All evergreen browsers (Chrome 92+, Firefox 79+, Safari 15.2+) support this; some in-app webviews do not.

Versions and updates

The bundle you download is a specific runtime version — deployed games never change behind your back. Check which version you’re running in the browser console: the runtime prints Clayground Web Runtime v2026.3 (Qt 6.10.1) on startup, and RUNTIME-MANIFEST.json carries the same data.
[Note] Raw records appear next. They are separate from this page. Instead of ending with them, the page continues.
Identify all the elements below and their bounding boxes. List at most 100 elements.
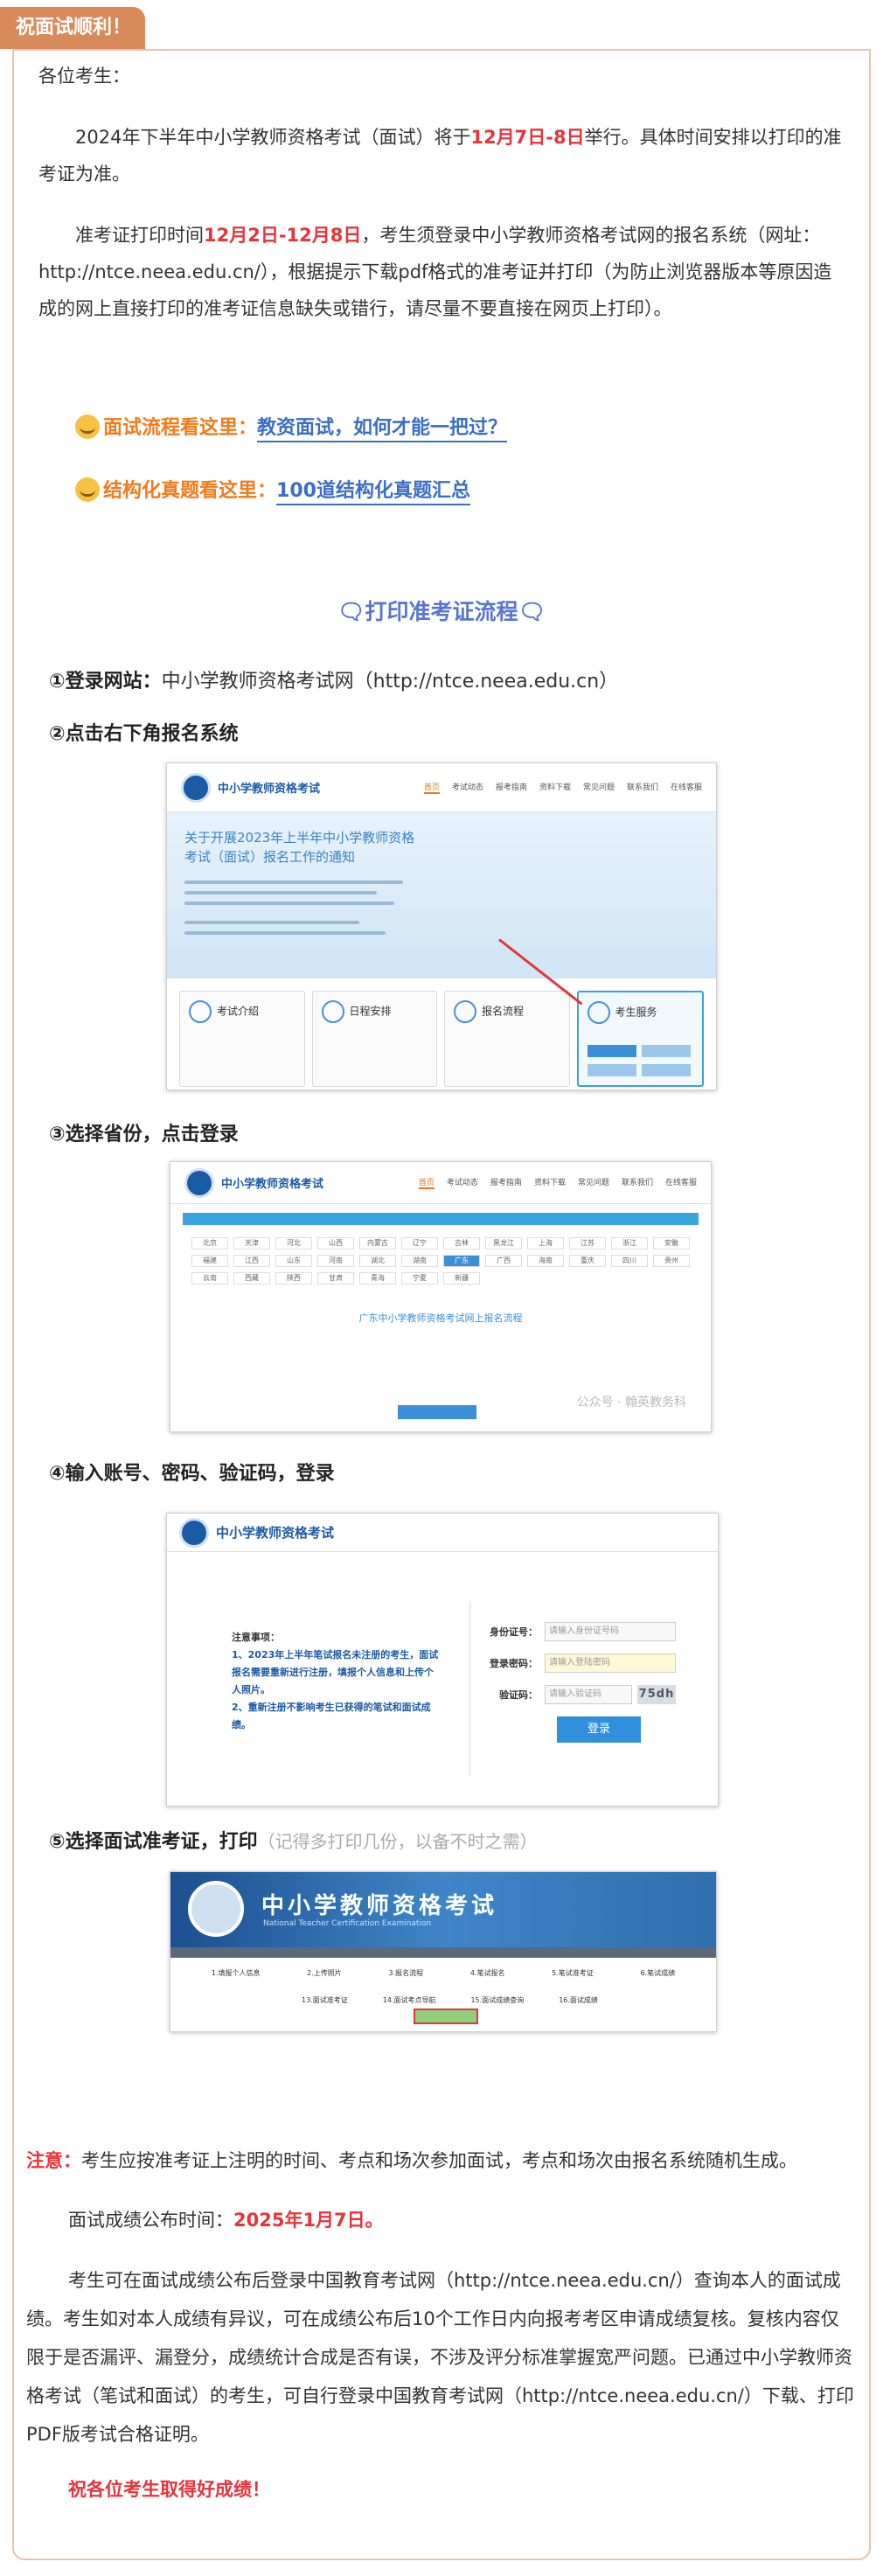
- step-2: ②点击右下角报名系统: [49, 723, 239, 745]
- interview-admission-ticket[interactable]: 13.面试准考证: [302, 1995, 348, 2005]
- province-option[interactable]: 云南: [191, 1272, 228, 1285]
- province-option[interactable]: 山西: [317, 1237, 354, 1250]
- nav-item[interactable]: 报考指南: [496, 781, 527, 794]
- result-paragraph: 考生可在面试成绩公布后登录中国教育考试网（http://ntce.neea.ed…: [26, 2270, 854, 2445]
- province-option[interactable]: 西藏: [233, 1272, 270, 1285]
- site-title: 中小学教师资格考试: [218, 783, 321, 796]
- province-login-button[interactable]: [398, 1405, 476, 1419]
- nav-item[interactable]: 资料下载: [534, 1176, 566, 1189]
- province-option[interactable]: 四川: [611, 1255, 648, 1267]
- nav-item[interactable]: 报考指南: [490, 1176, 522, 1189]
- nav-item[interactable]: 联系我们: [627, 781, 658, 794]
- site-subtitle: National Teacher Certification Examinati…: [263, 1919, 432, 1928]
- process-step[interactable]: 15.面试成绩查询: [470, 1995, 524, 2005]
- home-banner: 关于开展2023年上半年中小学教师资格考试（面试）报名工作的通知: [167, 812, 716, 978]
- screenshot-home: 中小学教师资格考试 首页 考试动态 报考指南 资料下载 常见问题 联系我们 在线…: [166, 762, 717, 1090]
- process-steps: 1.填报个人信息 2.上传照片 3.报名流程 4.笔试报名 5.笔试准考证 6.…: [170, 1958, 716, 1978]
- banner-notice[interactable]: 关于开展2023年上半年中小学教师资格考试（面试）报名工作的通知: [184, 828, 421, 867]
- id-label: 身份证号：: [490, 1626, 538, 1638]
- wish-text: 祝各位考生取得好成绩！: [68, 2479, 270, 2500]
- province-option[interactable]: 江苏: [569, 1237, 606, 1250]
- province-option[interactable]: 安徽: [653, 1237, 690, 1250]
- password-input[interactable]: 请输入登陆密码: [545, 1654, 676, 1673]
- process-step[interactable]: 14.面试考点导航: [383, 1995, 436, 2005]
- province-option[interactable]: 内蒙古: [359, 1237, 396, 1250]
- nav-item[interactable]: 首页: [423, 781, 440, 794]
- captcha-input[interactable]: 请输入验证码: [545, 1685, 632, 1704]
- nav-item[interactable]: 首页: [418, 1176, 435, 1189]
- process-step[interactable]: 5.笔试准考证: [552, 1968, 594, 1978]
- process-step[interactable]: 16.面试成绩: [559, 1995, 598, 2005]
- exam-logo-icon: [184, 1167, 214, 1198]
- check-icon: [321, 1000, 344, 1023]
- site-nav: 首页 考试动态 报考指南 资料下载 常见问题 联系我们 在线客服: [418, 1176, 711, 1189]
- province-option[interactable]: 贵州: [653, 1255, 690, 1267]
- intro-paragraph-1: 2024年下半年中小学教师资格考试（面试）将于12月7日-8日举行。具体时间安排…: [38, 127, 842, 184]
- site-title: 中小学教师资格考试: [216, 1525, 335, 1541]
- card-registration-flow[interactable]: 报名流程: [444, 991, 570, 1087]
- card-schedule[interactable]: 日程安排: [311, 991, 437, 1087]
- province-option[interactable]: 青海: [359, 1272, 396, 1285]
- step-5: ⑤选择面试准考证，打印（记得多打印几份，以备不时之需）: [49, 1831, 538, 1853]
- header-tag: 祝面试顺利！: [0, 7, 145, 49]
- province-option[interactable]: 湖南: [401, 1255, 438, 1267]
- province-option[interactable]: 重庆: [569, 1255, 606, 1267]
- exam-logo-icon: [179, 1517, 209, 1548]
- step-1: ①登录网站：中小学教师资格考试网（http://ntce.neea.edu.cn…: [49, 671, 619, 693]
- process-step[interactable]: 2.上传照片: [307, 1968, 342, 1978]
- province-option[interactable]: 浙江: [611, 1237, 648, 1250]
- province-option[interactable]: 福建: [191, 1255, 228, 1267]
- registration-system-button[interactable]: [587, 1045, 636, 1057]
- province-option[interactable]: 湖北: [359, 1255, 396, 1267]
- nav-item[interactable]: 在线客服: [665, 1176, 697, 1189]
- process-step[interactable]: 3.报名流程: [389, 1968, 424, 1978]
- province-option[interactable]: 北京: [191, 1237, 228, 1250]
- province-option[interactable]: 广东: [443, 1255, 480, 1267]
- province-option[interactable]: 宁夏: [401, 1272, 438, 1285]
- province-option[interactable]: 山东: [275, 1255, 312, 1267]
- login-button[interactable]: 登录: [557, 1716, 641, 1743]
- process-step[interactable]: 4.笔试报名: [470, 1968, 505, 1978]
- nav-item[interactable]: 常见问题: [583, 781, 615, 794]
- province-option[interactable]: 河南: [317, 1255, 354, 1267]
- login-form: 身份证号： 请输入身份证号码 登录密码： 请输入登陆密码 验证码： 请输入验证码…: [489, 1622, 676, 1743]
- nav-item[interactable]: 考试动态: [447, 1176, 478, 1189]
- nav-item[interactable]: 在线客服: [671, 781, 702, 794]
- province-option[interactable]: 陕西: [275, 1272, 312, 1285]
- structured-questions-link[interactable]: 100道结构化真题汇总: [276, 480, 470, 505]
- screenshot-print: 中小学教师资格考试 National Teacher Certification…: [170, 1871, 717, 2032]
- province-option[interactable]: 黑龙江: [485, 1237, 522, 1250]
- nav-item[interactable]: 联系我们: [622, 1176, 653, 1189]
- process-step[interactable]: 6.笔试成绩: [640, 1968, 675, 1978]
- captcha-image[interactable]: 75dh: [637, 1685, 676, 1704]
- province-option[interactable]: 天津: [233, 1237, 270, 1250]
- site-title: 中小学教师资格考试: [221, 1178, 324, 1191]
- exam-logo-icon: [181, 772, 211, 803]
- process-step[interactable]: 1.填报个人信息: [212, 1968, 261, 1978]
- province-option[interactable]: 吉林: [443, 1237, 480, 1250]
- province-option[interactable]: 辽宁: [401, 1237, 438, 1250]
- nav-item[interactable]: 考试动态: [452, 781, 483, 794]
- step-4: ④输入账号、密码、验证码，登录: [49, 1463, 335, 1485]
- province-flow-link[interactable]: 广东中小学教师资格考试网上报名流程: [170, 1311, 711, 1325]
- card-candidate-service[interactable]: 考生服务: [576, 991, 704, 1087]
- province-option[interactable]: 海南: [527, 1255, 564, 1267]
- nav-item[interactable]: 资料下载: [539, 781, 571, 794]
- step-3: ③选择省份，点击登录: [49, 1124, 239, 1145]
- card-exam-intro[interactable]: 考试介绍: [179, 991, 305, 1087]
- province-option[interactable]: 广西: [485, 1255, 522, 1267]
- screenshot-province: 中小学教师资格考试 首页 考试动态 报考指南 资料下载 常见问题 联系我们 在线…: [170, 1161, 712, 1432]
- nav-item[interactable]: 常见问题: [578, 1176, 609, 1189]
- password-label: 登录密码：: [490, 1658, 538, 1669]
- province-option[interactable]: 甘肃: [317, 1272, 354, 1285]
- interview-flow-link[interactable]: 教资面试，如何才能一把过？: [257, 417, 508, 442]
- smile-emoji-icon: [75, 414, 100, 439]
- province-option[interactable]: 新疆: [443, 1272, 480, 1285]
- province-option[interactable]: 江西: [233, 1255, 270, 1267]
- province-option[interactable]: 上海: [527, 1237, 564, 1250]
- result-date: 面试成绩公布时间：2025年1月7日。: [68, 2210, 384, 2231]
- id-input[interactable]: 请输入身份证号码: [545, 1622, 676, 1641]
- guide-interview-flow: 面试流程看这里：教资面试，如何才能一把过？: [75, 411, 508, 446]
- province-option[interactable]: 河北: [275, 1237, 312, 1250]
- notice-paragraph: 注意：考生应按准考证上注明的时间、考点和场次参加面试，考点和场次由报名系统随机生…: [26, 2150, 797, 2171]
To update (e.g. after a security patch release — see SECURITY.md): download the new bundle and re-copy everything except your own files (Main.qml and your assets). QML written against a runtime version keeps working on that version forever.

Licensing in two minutes

Clayground itself is MIT. The runtime binary additionally contains Qt, and one of the bundled modules — Qt Quick 3D — is GPL-3.0 for open-source users. What that means for you:

your game your QML/assets
2D only yours, any license — closed source is fine
uses the 3D API (Clayground.Canvas3d etc.) needs a GPL-compatible license (MIT, BSD, Apache-2.0 all qualify)
commercial/closed 3D needs Qt commercial licensing — or build without Quick3D

Hosting the runtime is redistribution, so keep LICENSES/ and RUNTIME-MANIFEST.json next to it — already done if you copy the whole folder. These constraints come from Qt’s licensing of Qt Quick 3D, not from Clayground. Details and sources: LICENSES/NOTICE.md in the bundle. (This is a good-faith summary, not legal advice.)

Troubleshooting

  • Black canvas / nothing renders — the page isn’t cross-origin isolated: check that coi-serviceworker.js is present (or your headers are set) and reload once. window.crossOriginIsolated in the console must be true.
  • Main.qml changes don’t show — hard-reload; some hosts cache aggressively. For local work python3 -m http.server doesn’t cache.
  • Which runtime version is this? — console banner on startup, or clayground.claygroundVersion() in the browser console.
  • Images/sounds don’t load from another domain — that’s isolation (see above); host them next to Main.qml instead.